Schnellster in der Jugendklasse (200 Meter Schwimmen, zehn Kilometer Radfahren, 2,5 Kilometer Laufen) war Jan Pluta vom SSV Forchheim (33:55 Minuten), den Stadtmeistertitel sicherte sich hier Leon Winkelmann (38:18). Bei den Mädchen hatte Lena Gömmel vom TSV Zirndorf in 38:24 Minuten die Nase vorn, Johanna Roest (GymGoesTria) kürte sich in 49:37 Minuten zur Stadtmeisterin.

Triathlon-Abteilungsleiterin Petra Sticker zog schon kurz nachdem die der Meldeliste nach besten Athleten aus dem Wasser gestiegen waren ein positives Zwischenfazit. "Alles läuft rund, bisher haben wir - mal abgesehen von ein paar Schürfwunden - keine Ausfälle. " Es sei schön, einen Triathlon einmal wieder als Zuschauer und nicht als Teilnehmer zu erleben, erklärte Sticker, die sich vergangenen Woche noch beim Erlanger Triathlon ausgetobt hatte.
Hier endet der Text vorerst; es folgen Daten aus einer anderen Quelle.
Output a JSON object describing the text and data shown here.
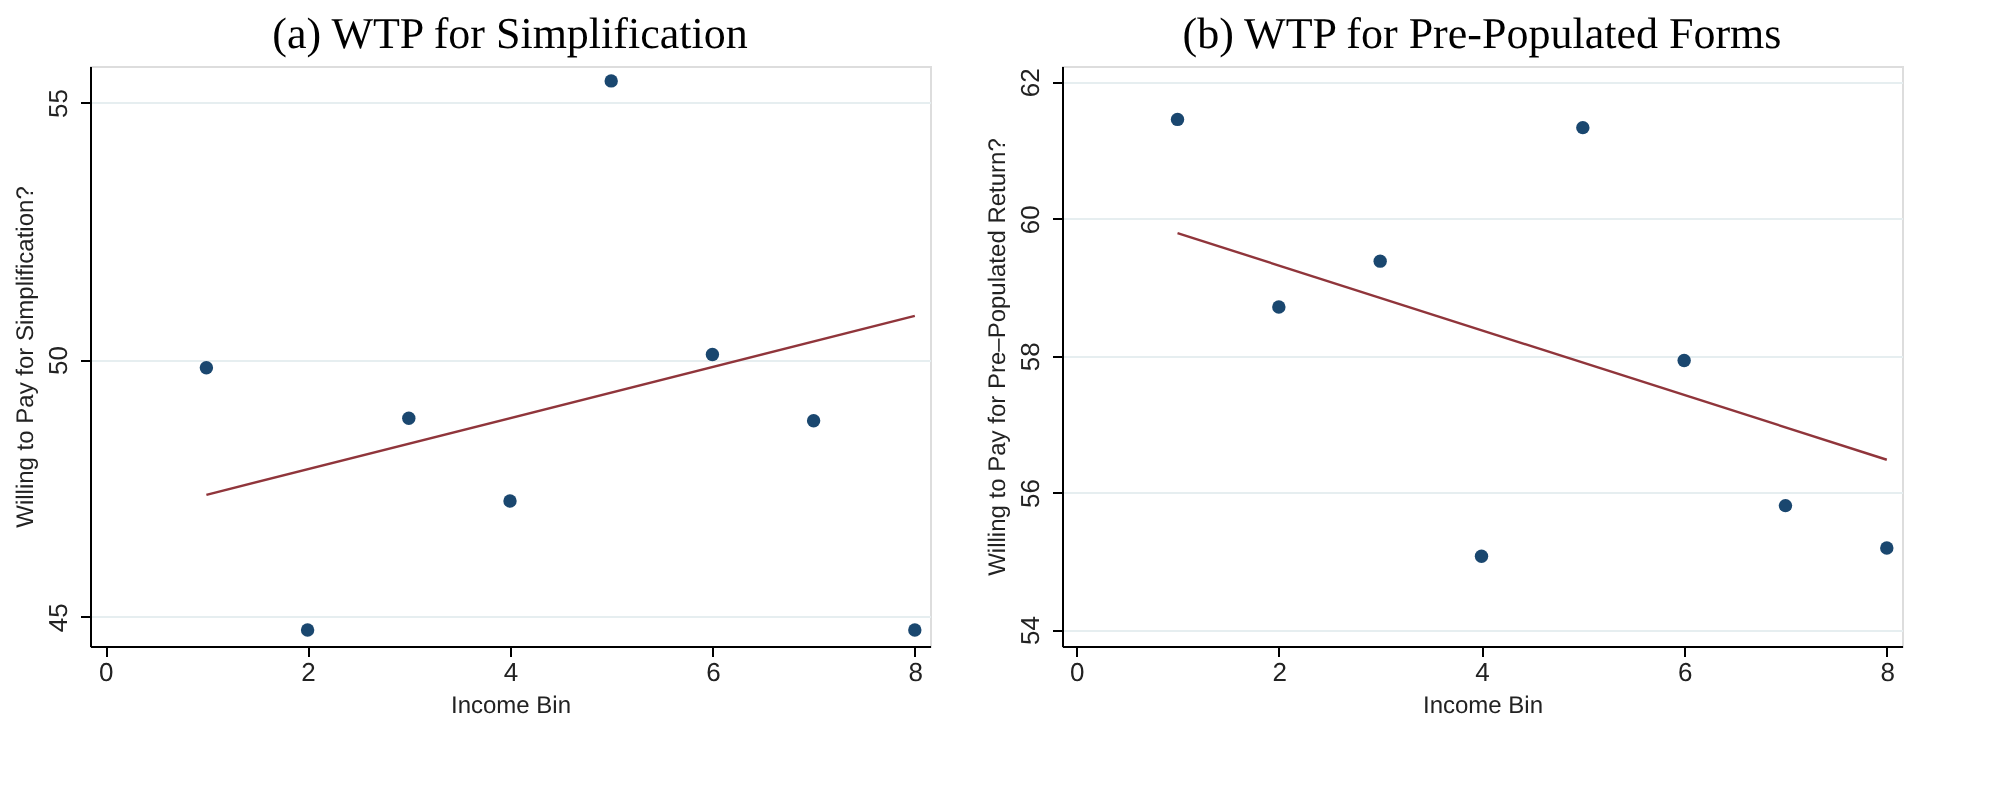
{
  "chart_data": [
    {
      "type": "scatter",
      "title": "(a) WTP for Simplification",
      "xlabel": "Income Bin",
      "ylabel": "Willing to Pay for Simplification?",
      "xlim": [
        -0.15,
        8.15
      ],
      "ylim": [
        44.43,
        55.71
      ],
      "xticks": [
        0,
        2,
        4,
        6,
        8
      ],
      "yticks": [
        45,
        50,
        55
      ],
      "grid": "y",
      "marker": "circle",
      "series": [
        {
          "color": "#1a476f",
          "x": [
            1,
            2,
            3,
            4,
            5,
            6,
            7,
            8
          ],
          "values": [
            49.84,
            44.74,
            48.86,
            47.25,
            55.42,
            50.1,
            48.81,
            44.74
          ]
        },
        {
          "type": "line",
          "color": "#90353b",
          "marker": "none",
          "line_style": "solid",
          "x": [
            1,
            8
          ],
          "values": [
            47.37,
            50.85
          ]
        }
      ]
    },
    {
      "type": "scatter",
      "title": "(b) WTP for Pre-Populated Forms",
      "xlabel": "Income Bin",
      "ylabel": "Willing to Pay for Pre–Populated Return?",
      "xlim": [
        -0.14,
        8.15
      ],
      "ylim": [
        53.76,
        62.23
      ],
      "xticks": [
        0,
        2,
        4,
        6,
        8
      ],
      "yticks": [
        54,
        56,
        58,
        60,
        62
      ],
      "grid": "y",
      "marker": "circle",
      "series": [
        {
          "color": "#1a476f",
          "x": [
            1,
            2,
            3,
            4,
            5,
            6,
            7,
            8
          ],
          "values": [
            61.45,
            58.71,
            59.38,
            55.07,
            61.33,
            57.93,
            55.81,
            55.19
          ]
        },
        {
          "type": "line",
          "color": "#90353b",
          "marker": "none",
          "line_style": "solid",
          "x": [
            1,
            8
          ],
          "values": [
            59.79,
            56.48
          ]
        }
      ]
    }
  ]
}
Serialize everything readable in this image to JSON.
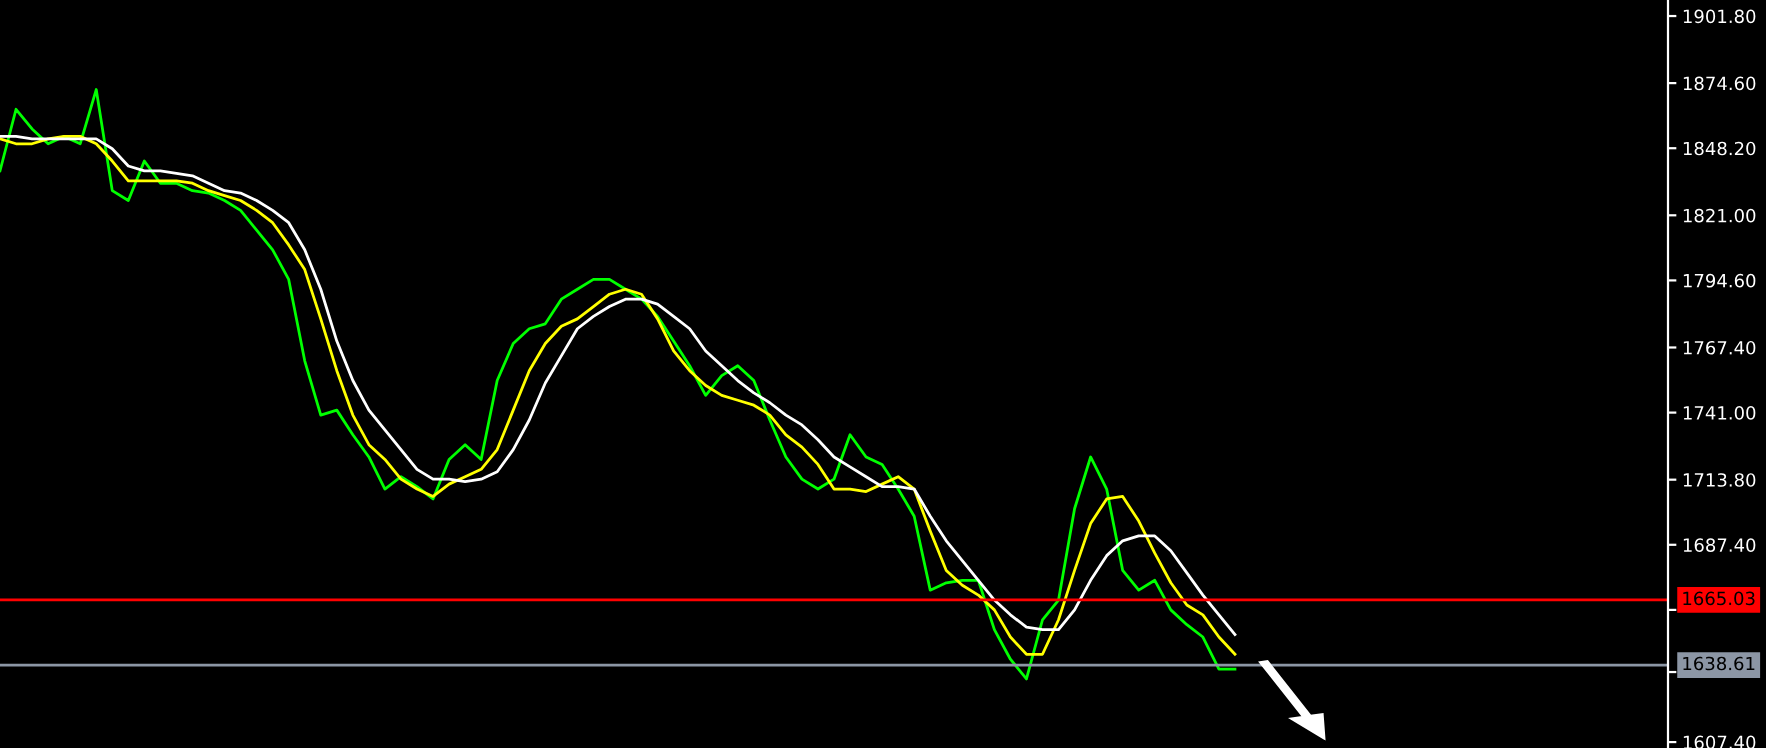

Sie freute sich, dass beide Veranstaltungen problemlos koexistieren können. "Man müsste es mal genau auswerten, aber es gibt bestimmt 70 Triathleten, die beide Veranstaltungen mitnehmen wollen."


Neue Technik und einige Frischlinge

Erfreulich sei genauso, dass die die neue Messanlage - Transponder am Fuß und Lichtschranke - tadellos funktioniere und dass sich unter den rund 430 von 480 gemeldeten Sportlern, die sich an den Start wagten, wieder einige Neulinge fanden. So wie Viktoria Egle, die normalerweise mit den Handballfrauen der TS Herzogenaurach in der 3. Liga auf Torejagd geht. "Ich wollte was ausprobieren, was ich nach meiner Handballzeit machen kann", sagte die Rückraumspielerin, die mit der Hitze gut zurechtkam.

Sie sei die Sache ehrgeizig, aber nicht verbissen angegangen und sei mit sich, ihren 1:23:33 Stunden und Platz 5 in der Altersklasse W2 zufrieden. "Beim Laufen war ich stark, das Radfahren war okay. Beim Schwimmen habe ich aber nur auf den ersten Bahnen eine gute Figur gemacht", erklärte Egle, die im Triathlon eine schöne Abwechslung vor der nun beginnenden heißen Vorbereitungsphase auf die Handball-Saison sieht. "Es hat unglaublich viel Spaß gemacht." Ein Einschätzung, die den Herzoman-Machern gefallen dürfte.